El contexto geopolítico actual parece exigir la presencia de los líderes religiosos del mundo para nuevamente insistir que ninguna guerra ni ningún acto terrorista debe ser justificado en nombre de ningún credo o religión. Es un tema que impacta directamente en la guerra en Ucrania. De hecho, el patriarca Kirill, líder de la Iglesia Ortodoxa Rusa, ha bendecido la invasión de las tropas rusas en territorio ucraniano y hasta ha pedido a la Virgen María que le conceda el triunfo a los soldados del Kremlin; en contraparte, el papa Francisco ha clamado por un alto a la guerra e incluso ha telefoneado directamente al patriarca ortodoxo para convencerlo de que no incite al odio étnico mediante la religión.

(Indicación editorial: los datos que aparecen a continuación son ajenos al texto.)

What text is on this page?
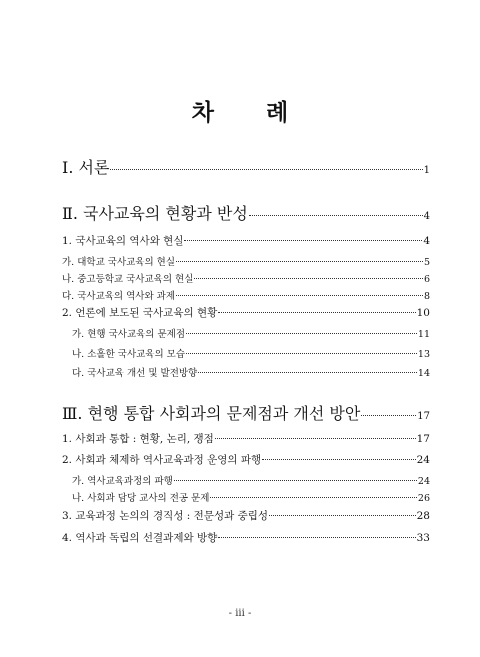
차 례
Ⅰ. 서론	1
Ⅱ. 국사교육의 현황과 반성	4
1. 국사교육의 역사와 현실	4
가. 대학교 국사교육의 현실	5
나. 중고등학교 국사교육의 현실	6
다. 국사교육의 역사와 과제	8
2. 언론에 보도된 국사교육의 현황	10
가. 현행 국사교육의 문제점	11
나. 소홀한 국사교육의 모습	13
다. 국사교육 개선 및 발전방향	14
Ⅲ. 현행 통합 사회과의 문제점과 개선 방안	17
1. 사회과 통합 : 현황, 논리, 쟁점	17
2. 사회과 체제하 역사교육과정 운영의 파행	24
가. 역사교육과정의 파행	24
나. 사회과 담당 교사의 전공 문제	26
3. 교육과정 논의의 경직성 : 전문성과 중립성	28
4. 역사과 독립의 선결과제와 방향	33
- iii -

Así que, desde Kazajistán, nuevamente parece oportuno hacer un llamado de paz entre occidente y oriente.

Al respecto, resulta esclarecedor lo dicho por el director del Departamento de Cooperación Multilateral kazajo, Didar Témenov, a pocos días de la celebración del encuentro: “La misión del Congreso es fortalecer la armonía interconfesional e interétnica en todo el mundo… es muy importante que los líderes religiosos hagan su gran contribución a la promoción del diálogo… La religión desempeña un papel muy importante en la vida de miles de millones de personas aunque, a veces, los desacuerdos políticos incluyan elementos religiosos”.

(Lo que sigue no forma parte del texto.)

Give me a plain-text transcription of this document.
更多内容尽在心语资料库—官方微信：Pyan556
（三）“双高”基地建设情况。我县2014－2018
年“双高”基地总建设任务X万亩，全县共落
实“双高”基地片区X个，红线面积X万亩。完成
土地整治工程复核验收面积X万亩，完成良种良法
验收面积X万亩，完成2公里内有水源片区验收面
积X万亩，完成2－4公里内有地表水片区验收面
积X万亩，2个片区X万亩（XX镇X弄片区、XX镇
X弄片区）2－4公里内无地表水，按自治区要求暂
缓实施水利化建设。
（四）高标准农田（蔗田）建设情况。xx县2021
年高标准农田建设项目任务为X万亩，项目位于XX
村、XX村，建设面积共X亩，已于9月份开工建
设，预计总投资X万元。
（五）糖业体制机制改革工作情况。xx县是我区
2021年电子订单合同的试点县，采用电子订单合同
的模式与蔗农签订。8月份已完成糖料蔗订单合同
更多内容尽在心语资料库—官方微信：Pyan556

Ojalá así sea; porque en el escenario habrá una curiosa ‘coincidencia’ más que podría distraer: el próximo 14 de septiembre, el papa Francisco coincidirá con Xi Jinping, presidente de la República Popular China, en la capital kazaja. No se ha revelado si realmente sostendrán algún encuentro pero, de tenerlo, tampoco sería propiamente oficial. En el tintero está la renovación del acuerdo entre Beijing y la Santa Sede en el mecanismo de nombramiento de obispos en la nación asiática y la peculiar situación entre la ‘Iglesia patriótica’ y la ‘Iglesia clandestina’. Otro tema, sumamente delicado.